1. Add the dependency

<dependency>
<groupId>ch.admin.bit.jeap</groupId>
<artifactId>jeap-spring-boot-tls-starter</artifactId>
</dependency>

The version is managed by the jEAP Spring Boot parent. The starter requires an embedded web server, so the service must already depend on a web stack such as spring-boot-starter-webmvc.

2. That is it

No code or configuration is required. Once the starter is on the classpath, TLS is enabled by default. At start-up the service:

  • generates a self-signed RSA certificate for its hostname,
  • registers it as the Spring SSL bundle web-server and points server.ssl.bundle at it,
  • enables HTTP/2 (server.http2.enabled=true).
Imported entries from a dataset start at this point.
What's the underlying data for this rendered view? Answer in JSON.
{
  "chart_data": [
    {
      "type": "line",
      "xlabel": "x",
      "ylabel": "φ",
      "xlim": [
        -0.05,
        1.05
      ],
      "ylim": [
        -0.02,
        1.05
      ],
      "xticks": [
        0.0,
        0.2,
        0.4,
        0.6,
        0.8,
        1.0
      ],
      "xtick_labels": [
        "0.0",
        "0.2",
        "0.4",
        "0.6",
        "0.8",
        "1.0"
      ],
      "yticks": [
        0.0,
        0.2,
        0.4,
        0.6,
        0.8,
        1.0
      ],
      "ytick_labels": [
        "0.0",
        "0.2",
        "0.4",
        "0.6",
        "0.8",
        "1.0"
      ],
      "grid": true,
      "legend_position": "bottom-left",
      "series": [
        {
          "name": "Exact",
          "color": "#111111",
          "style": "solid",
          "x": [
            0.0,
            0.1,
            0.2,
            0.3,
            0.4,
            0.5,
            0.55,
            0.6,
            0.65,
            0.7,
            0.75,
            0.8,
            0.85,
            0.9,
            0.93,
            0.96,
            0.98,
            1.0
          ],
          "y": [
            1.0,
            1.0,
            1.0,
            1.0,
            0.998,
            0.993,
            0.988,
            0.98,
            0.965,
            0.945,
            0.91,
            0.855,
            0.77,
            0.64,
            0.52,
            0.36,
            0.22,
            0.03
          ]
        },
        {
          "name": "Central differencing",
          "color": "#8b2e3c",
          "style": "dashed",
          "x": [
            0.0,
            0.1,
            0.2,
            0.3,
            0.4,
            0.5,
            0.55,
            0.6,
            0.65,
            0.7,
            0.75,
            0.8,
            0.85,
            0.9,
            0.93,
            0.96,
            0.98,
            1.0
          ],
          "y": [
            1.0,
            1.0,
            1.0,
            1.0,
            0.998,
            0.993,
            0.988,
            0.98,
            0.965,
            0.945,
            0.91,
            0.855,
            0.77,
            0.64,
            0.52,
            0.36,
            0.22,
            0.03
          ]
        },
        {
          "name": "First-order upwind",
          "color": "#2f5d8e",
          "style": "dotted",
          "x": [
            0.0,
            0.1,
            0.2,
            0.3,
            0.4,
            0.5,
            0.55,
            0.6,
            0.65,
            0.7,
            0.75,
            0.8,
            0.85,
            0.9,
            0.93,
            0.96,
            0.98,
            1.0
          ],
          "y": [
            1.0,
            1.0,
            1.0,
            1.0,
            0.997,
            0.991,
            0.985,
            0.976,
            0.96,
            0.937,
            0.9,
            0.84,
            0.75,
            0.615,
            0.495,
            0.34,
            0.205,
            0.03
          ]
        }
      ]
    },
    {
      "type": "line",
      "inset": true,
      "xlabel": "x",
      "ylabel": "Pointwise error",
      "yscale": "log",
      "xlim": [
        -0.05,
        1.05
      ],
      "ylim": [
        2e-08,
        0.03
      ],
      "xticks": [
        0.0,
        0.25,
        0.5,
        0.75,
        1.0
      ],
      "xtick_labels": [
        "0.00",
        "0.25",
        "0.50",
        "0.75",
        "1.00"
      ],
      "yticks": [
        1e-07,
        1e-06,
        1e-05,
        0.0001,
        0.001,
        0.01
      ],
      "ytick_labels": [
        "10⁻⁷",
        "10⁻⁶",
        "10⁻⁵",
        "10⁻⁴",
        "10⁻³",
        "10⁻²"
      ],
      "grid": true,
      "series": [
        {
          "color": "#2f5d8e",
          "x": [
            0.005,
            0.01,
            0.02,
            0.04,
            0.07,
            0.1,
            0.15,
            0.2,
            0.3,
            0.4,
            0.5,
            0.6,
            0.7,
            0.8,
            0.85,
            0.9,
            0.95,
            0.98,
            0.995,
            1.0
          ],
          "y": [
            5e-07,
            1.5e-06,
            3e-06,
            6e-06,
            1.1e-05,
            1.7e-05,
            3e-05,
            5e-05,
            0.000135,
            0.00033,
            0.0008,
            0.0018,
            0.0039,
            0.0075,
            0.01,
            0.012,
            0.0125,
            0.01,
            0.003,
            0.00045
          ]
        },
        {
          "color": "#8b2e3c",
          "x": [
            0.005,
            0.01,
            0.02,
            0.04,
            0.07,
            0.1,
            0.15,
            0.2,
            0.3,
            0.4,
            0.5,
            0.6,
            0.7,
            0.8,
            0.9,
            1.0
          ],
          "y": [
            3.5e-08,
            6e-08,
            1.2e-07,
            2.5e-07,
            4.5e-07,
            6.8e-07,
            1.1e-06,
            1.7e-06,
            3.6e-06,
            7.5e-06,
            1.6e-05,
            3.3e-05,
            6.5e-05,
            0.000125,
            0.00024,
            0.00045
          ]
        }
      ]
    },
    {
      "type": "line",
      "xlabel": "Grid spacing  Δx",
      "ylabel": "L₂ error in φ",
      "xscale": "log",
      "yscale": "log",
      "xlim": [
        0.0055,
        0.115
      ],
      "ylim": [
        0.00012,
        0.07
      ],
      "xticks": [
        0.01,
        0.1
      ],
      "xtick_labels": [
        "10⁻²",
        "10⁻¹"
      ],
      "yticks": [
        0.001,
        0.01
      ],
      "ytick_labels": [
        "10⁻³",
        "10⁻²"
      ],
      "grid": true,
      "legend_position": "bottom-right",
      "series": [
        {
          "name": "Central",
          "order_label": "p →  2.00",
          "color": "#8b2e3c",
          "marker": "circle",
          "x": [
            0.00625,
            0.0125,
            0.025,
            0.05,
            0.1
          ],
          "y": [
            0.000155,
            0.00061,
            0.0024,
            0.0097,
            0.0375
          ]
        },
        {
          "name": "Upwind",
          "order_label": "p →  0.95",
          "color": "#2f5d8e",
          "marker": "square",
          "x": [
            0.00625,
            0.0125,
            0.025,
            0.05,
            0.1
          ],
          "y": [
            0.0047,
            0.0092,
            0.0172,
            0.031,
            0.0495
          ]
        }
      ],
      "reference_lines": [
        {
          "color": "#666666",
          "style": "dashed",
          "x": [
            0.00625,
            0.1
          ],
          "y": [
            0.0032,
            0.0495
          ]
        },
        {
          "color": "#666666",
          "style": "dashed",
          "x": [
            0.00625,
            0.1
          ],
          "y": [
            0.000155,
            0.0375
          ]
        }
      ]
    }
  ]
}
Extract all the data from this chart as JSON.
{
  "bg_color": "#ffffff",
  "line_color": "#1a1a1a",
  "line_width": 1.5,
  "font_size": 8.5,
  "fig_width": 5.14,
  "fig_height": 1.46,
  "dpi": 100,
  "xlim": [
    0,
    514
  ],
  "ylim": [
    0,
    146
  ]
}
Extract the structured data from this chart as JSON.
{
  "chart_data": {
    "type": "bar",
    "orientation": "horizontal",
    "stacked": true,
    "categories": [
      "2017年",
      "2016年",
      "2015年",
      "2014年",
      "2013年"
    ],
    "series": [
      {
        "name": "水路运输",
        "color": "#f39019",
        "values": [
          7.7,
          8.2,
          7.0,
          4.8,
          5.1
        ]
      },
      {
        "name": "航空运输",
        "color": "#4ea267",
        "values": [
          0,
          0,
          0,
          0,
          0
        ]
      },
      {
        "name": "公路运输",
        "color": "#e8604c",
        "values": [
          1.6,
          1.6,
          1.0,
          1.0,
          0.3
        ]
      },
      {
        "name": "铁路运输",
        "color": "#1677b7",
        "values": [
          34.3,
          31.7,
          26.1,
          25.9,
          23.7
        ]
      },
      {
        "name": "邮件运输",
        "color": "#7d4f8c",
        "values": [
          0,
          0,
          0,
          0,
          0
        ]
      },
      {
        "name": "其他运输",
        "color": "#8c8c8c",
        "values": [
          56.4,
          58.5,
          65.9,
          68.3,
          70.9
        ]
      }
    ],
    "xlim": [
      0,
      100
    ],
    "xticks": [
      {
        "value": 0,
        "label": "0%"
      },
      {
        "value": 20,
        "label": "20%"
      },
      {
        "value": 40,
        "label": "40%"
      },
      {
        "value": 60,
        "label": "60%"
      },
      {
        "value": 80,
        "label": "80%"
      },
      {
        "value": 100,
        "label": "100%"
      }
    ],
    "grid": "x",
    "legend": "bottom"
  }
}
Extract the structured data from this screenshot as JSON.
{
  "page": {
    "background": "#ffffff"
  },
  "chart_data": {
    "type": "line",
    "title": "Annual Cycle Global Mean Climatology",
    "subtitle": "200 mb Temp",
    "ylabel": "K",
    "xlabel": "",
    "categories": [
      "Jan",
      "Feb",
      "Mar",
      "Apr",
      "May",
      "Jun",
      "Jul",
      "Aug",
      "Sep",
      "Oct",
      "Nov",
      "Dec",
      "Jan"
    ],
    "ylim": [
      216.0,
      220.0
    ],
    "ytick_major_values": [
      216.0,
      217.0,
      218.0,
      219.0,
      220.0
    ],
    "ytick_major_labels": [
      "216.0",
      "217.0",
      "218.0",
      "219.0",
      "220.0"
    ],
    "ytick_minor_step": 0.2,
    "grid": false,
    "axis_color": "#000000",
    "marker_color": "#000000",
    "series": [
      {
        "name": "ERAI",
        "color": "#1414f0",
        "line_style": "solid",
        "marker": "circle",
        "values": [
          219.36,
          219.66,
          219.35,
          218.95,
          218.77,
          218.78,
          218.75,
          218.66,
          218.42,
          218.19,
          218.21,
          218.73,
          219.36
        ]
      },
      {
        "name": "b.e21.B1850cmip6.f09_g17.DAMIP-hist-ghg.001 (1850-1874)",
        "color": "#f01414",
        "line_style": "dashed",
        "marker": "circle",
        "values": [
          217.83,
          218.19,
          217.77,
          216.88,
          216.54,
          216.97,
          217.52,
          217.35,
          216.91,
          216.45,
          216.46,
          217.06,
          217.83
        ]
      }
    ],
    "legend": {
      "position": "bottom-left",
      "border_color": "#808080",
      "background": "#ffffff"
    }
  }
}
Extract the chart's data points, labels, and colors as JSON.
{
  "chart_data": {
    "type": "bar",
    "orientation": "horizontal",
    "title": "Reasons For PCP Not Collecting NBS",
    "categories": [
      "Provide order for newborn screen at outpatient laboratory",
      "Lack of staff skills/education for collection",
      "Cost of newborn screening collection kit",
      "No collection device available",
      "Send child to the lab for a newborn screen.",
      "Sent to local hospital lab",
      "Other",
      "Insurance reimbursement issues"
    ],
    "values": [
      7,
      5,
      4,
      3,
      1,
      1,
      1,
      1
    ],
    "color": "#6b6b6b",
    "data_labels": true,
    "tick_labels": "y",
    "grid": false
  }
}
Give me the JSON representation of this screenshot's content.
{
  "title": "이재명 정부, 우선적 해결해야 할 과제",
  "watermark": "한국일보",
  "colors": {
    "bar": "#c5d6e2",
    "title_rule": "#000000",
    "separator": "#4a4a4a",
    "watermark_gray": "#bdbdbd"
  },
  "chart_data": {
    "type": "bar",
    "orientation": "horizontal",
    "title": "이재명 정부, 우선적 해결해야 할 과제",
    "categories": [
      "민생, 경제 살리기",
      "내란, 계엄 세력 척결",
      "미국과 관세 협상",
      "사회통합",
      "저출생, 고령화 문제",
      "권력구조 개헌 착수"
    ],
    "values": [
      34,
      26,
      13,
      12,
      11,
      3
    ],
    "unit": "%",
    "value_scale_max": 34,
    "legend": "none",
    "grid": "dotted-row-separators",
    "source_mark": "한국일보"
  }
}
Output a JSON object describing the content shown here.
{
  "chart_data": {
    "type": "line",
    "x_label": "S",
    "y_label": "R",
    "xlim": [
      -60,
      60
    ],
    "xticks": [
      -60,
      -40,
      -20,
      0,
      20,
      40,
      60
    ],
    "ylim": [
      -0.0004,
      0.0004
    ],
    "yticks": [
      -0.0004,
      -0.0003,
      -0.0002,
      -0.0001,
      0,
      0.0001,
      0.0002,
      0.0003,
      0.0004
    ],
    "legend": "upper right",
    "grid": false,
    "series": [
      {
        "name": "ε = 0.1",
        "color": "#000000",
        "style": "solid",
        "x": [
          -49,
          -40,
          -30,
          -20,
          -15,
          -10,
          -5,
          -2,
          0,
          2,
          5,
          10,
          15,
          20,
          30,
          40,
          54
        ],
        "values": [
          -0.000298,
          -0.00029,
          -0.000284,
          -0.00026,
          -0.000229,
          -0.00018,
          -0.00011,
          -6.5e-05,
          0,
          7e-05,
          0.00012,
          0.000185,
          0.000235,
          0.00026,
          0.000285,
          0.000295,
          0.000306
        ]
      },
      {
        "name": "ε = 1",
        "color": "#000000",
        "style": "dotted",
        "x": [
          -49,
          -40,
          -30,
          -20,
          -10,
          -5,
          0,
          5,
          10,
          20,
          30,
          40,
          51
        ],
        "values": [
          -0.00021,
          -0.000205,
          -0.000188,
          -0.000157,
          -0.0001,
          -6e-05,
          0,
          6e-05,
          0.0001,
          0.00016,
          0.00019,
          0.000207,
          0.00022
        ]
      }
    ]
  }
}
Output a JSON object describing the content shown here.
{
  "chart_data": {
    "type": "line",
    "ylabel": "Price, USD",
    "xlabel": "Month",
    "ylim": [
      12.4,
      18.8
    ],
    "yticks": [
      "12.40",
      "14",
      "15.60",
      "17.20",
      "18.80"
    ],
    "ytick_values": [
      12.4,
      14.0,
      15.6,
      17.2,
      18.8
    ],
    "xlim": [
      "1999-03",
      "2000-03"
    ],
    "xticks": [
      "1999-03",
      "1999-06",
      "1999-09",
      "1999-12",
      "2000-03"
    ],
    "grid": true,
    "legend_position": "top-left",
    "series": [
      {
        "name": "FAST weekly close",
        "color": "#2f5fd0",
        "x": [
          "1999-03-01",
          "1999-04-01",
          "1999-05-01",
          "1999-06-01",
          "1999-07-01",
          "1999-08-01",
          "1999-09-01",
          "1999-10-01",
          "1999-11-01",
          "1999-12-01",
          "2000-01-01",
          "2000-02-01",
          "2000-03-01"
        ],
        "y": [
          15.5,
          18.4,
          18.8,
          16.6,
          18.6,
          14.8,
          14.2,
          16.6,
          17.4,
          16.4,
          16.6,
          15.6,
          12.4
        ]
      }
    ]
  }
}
The service is then reachable over https:// only; plain http:// requests are rejected.

3. When to use it

The generated certificate is self-signed: it provides encryption but not trust, because it is not issued by a trusted certificate authority. Restrict the starter to use cases where traffic is already authenticated by other means and only needs to be additionally encrypted — for example traffic between an AWS Application Load Balancer (ALB) and its targets.

Externally provided certificates are not supported. If you need a CA-issued certificate, configure Spring Boot's server.ssl.* / SSL bundle support directly instead of using this starter (the starter backs off when server.ssl.bundle is already set).

4. Tune the certificate (optional)

jeap:
web:
tls:
enabled: true
self-signed-cert:
hostname: jme-example-service
days-valid: 1100

See the Configuration reference for defaults and descriptions.